Suitable alternative employment: The Implications on Redundancy Rights
During any redundancy process, it is a necessary part of undertaking a fair procedure that the employer gives consideration to alternative employment. Accordingly, if placed at risk of redundancy, a part of this process may well involve the employer making you an offer of alternative employment. This could be an offer of a job with different terms and conditions with the same or an associated employer (i.e., part of the same group of companies). If your employer chooses to do so, an offer for alternative employment must be made before your original contract of employment comes to an end, and then must start within 4 weeks. If such an offer is accepted, there is no effective dismissal and you will not be entitled to any redundancy pay.
There are also implications where an employer makes an offer of “suitable” alternative employment. Where the offer is considered suitable alternative employment, it is possible that your employer can rely upon your rejection of the offer to withhold any potential redundancy pay. But what does “suitable” alternative employment mean? And what are the implications of any such offer?

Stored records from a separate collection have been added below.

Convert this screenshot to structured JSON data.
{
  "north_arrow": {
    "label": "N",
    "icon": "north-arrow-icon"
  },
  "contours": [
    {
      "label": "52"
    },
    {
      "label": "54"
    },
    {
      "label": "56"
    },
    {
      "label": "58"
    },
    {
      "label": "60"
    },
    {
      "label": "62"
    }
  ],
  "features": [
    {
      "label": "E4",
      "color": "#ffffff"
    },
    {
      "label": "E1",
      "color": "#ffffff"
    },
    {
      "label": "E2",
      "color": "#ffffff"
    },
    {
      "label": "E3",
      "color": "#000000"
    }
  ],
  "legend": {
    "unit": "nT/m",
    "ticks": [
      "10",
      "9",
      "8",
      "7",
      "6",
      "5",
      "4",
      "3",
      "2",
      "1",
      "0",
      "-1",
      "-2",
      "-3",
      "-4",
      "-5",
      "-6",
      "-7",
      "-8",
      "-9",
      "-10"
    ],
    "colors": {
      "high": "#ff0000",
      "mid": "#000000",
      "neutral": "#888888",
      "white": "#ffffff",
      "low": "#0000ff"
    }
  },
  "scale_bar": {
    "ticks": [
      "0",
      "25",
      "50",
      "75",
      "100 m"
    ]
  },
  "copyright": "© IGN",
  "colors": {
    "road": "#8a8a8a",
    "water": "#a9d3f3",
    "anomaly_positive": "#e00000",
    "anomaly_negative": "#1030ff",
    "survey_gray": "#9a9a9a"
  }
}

Suitability means that the alternative employment must be suitable for that particular employee taking into account their personal circumstances. This is ultimately an objective judgment for the tribunal, who will ask themselves: is the alternative employment ‘substantially equivalent to the employment which has ceased’? The tribunal must compare pay (including perks and benefits), skills required, responsibilities, status, hours, and location and commute. No single factor is decisive but all are considered as a package.
Due to the personal nature of the test, examples are of limited value in the tribunal, but they will certainly help illustrate the test for suitability:
A common case may be where there will be a drop in salary. In Souter v Henry Balfour and Company Limited, an offer with an immediate drop in salary was still considered suitable since there was a salary and status review after six months.
In Lee v British Wagon Company Limited & Another, two firms merged meaning a 48-year-old manager of a finance company with 16 years’ experience was offered a demotion under the management of a new, younger boss. He would have been working in a team with three young men, answering calls he had delegated to subordinates in his previous role. Injury of pride will not usually be enough to make a job unsuitable such is the cut and thrust of business; but in this case the employee’s demotion would have seriously affected his prospects for the future and as such the new position was held to be unsuitable.
In Standard Telephones and Cables Ltd v Yates, Mrs Yates had worked for ten years as a ‘card wirer’ which consisted of wiring up circuits for telephones. She was made redundant and offered by her employer a role in an assembly line fitting the final parts in TVs. This was deemed a step backwards in her career: it did not employ the skills she had been using for a decade, and it did not give credit to her future potential, which she was entitled to expect an opportunity to use. Accordingly, Mrs Yates was entitled to reject the alternative offer and still to receive redundancy pay.
Reasonableness and Trial periods
If the offer of alternative employment is suitable but you still refuse it, you will only receive your redundancy payment if your refusal is reasonable. The more suitable the offer, the less reasonable your refusal is likely to be. Refusals can be reasonable if, for example, you have found another, more suitable job.
You will not lose your redundancy rights if you initially agree to a trial period for the new role. A trial (usually of 4 weeks) is a good opportunity to prove either way whether the role is suitable for you or not. It is often worth trying, as a refusal to try the new arrangement could lead to an unreasonable refusal of the offer and therefore a loss of your redundancy rights.
Given the current risks in the employment market and the general difficulties which have arisen following the Coronavirus pandemic, it is important that employees are aware of and mindful of their rights in any redundancy situation.